God is An Astronaut'un İstanbul, Ankara ve İzmir'de konser vereceği mekanlar belli oldu. Daha önce Barışa Rock ve Jolly Joker Balans'ta izlediğimiz grup bu sefer farklı bir mekanda karşımıza çıkacak. Özellikle JJ Balans Performansında seyirciler çok fazla şikayet gelmişti. 


Konser için belirlenen tarih ve mekanlar ise şöyle;


9 Mart | Romeo Juliet, Istanbul (web) - Biletix
10 Mart | Noxx, İzmir (web) - Biletix
11 Mart | 312 Concept, Ankara - Biletix

Facebook Event

Giora Feidman

Geçen aylarda çok çok etkilendiğim, O ano em que meus pais sairam de ferias (The years my parents went on vacation) adlı filmi izledim.
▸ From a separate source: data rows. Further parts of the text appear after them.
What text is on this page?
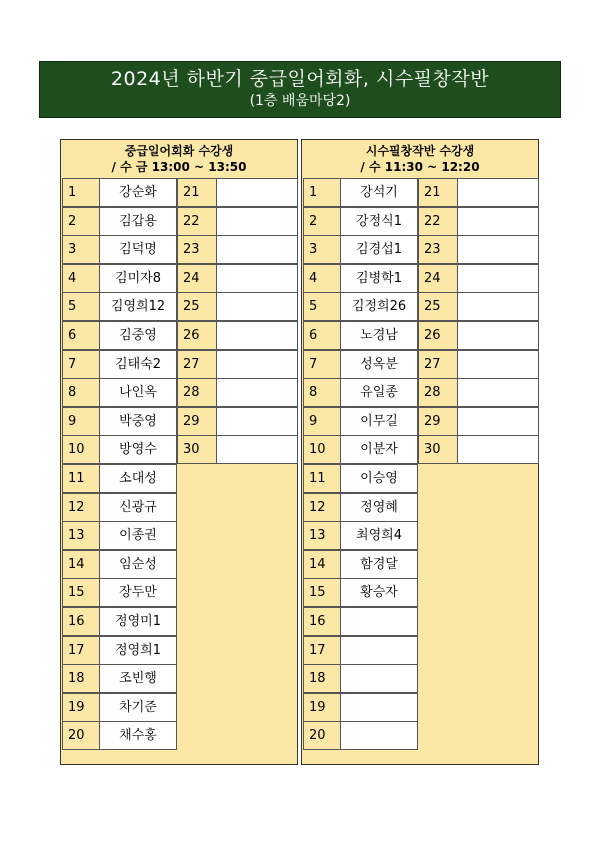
2024년 하반기 중급일어회화, 시수필창작반
(1층 배움마당2)
중급일어회화 수강생
/ 수 금 13:00 ~ 13:50
1	강순화	21
2	김갑용	22
3	김덕명	23
4	김미자8	24
5	김영희12	25
6	김중영	26
7	김태숙2	27
8	나인옥	28
9	박중영	29
10	방영수	30
11	소대성
12	신광규
13	이종권
14	임순성
15	장두만
16	정영미1
17	정영희1
18	조빈행
19	차기준
20	채수홍
시수필창작반 수강생
/ 수 11:30 ~ 12:20
1	강석기	21
2	강정식1	22
3	김경섭1	23
4	김병학1	24
5	김정희26	25
6	노경남	26
7	성옥분	27
8	유일종	28
9	이무길	29
10	이분자	30
11	이승영
12	정영혜
13	최영희4
14	함경달
15	황승자
16
17
18
19
20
Filmi çok beğendim ama müziklerini ayrı bir beğenmiştim. Hatta o kadar beğenmiştim ki filmden sonra müzikleri hakkında interaktif bir sözlüğe şöyle bir entry yazmıştım;

"bu filmin müzikleri hakkında bir kaç şey demek istiyorum; ben boş zamanlarımda yeni müzisyenler, gruplar , sesler ararım.çok zevkli bir uğraştır benim için yeni sesler aramak. aslında yeni sesler ararken,aradığım şey hayatla bağlarımı koparacak, o eşsiz notalara ulaşmaktır. öyle bir müziktir ki aradığım, sevgili gibidir aslında, dinlediğimde kalp atışlarımı hızlandıracak ve yüzümde anlamsız bir gülümseyiş bırakacak ..

o eşsiz notaları ararken çok durakta durdum. çok farklı şeyler dinledim. nefret ettiğim şeyler bile müzikal anlamda bana çok şey kazandırdı.çok güzel bir süreçti.

artık bitti. bu filmle beraber 'hayalini kurduğum' notaları da buldum. artık dahasını istemiyorum. zaten hiç bir şey bu notalar gibi olmayacaktır.

öyle bir müzik ki, dinlerken heycanlanıyorum, gülümsüyorum. arsız bir zevk alıyorum bu notaları dinlerken. yaşadığım her an farklı bir boyuta geçiveriyor. bu notalarla müzik denen 'şey' artık farklı bir anlam içeriyor. "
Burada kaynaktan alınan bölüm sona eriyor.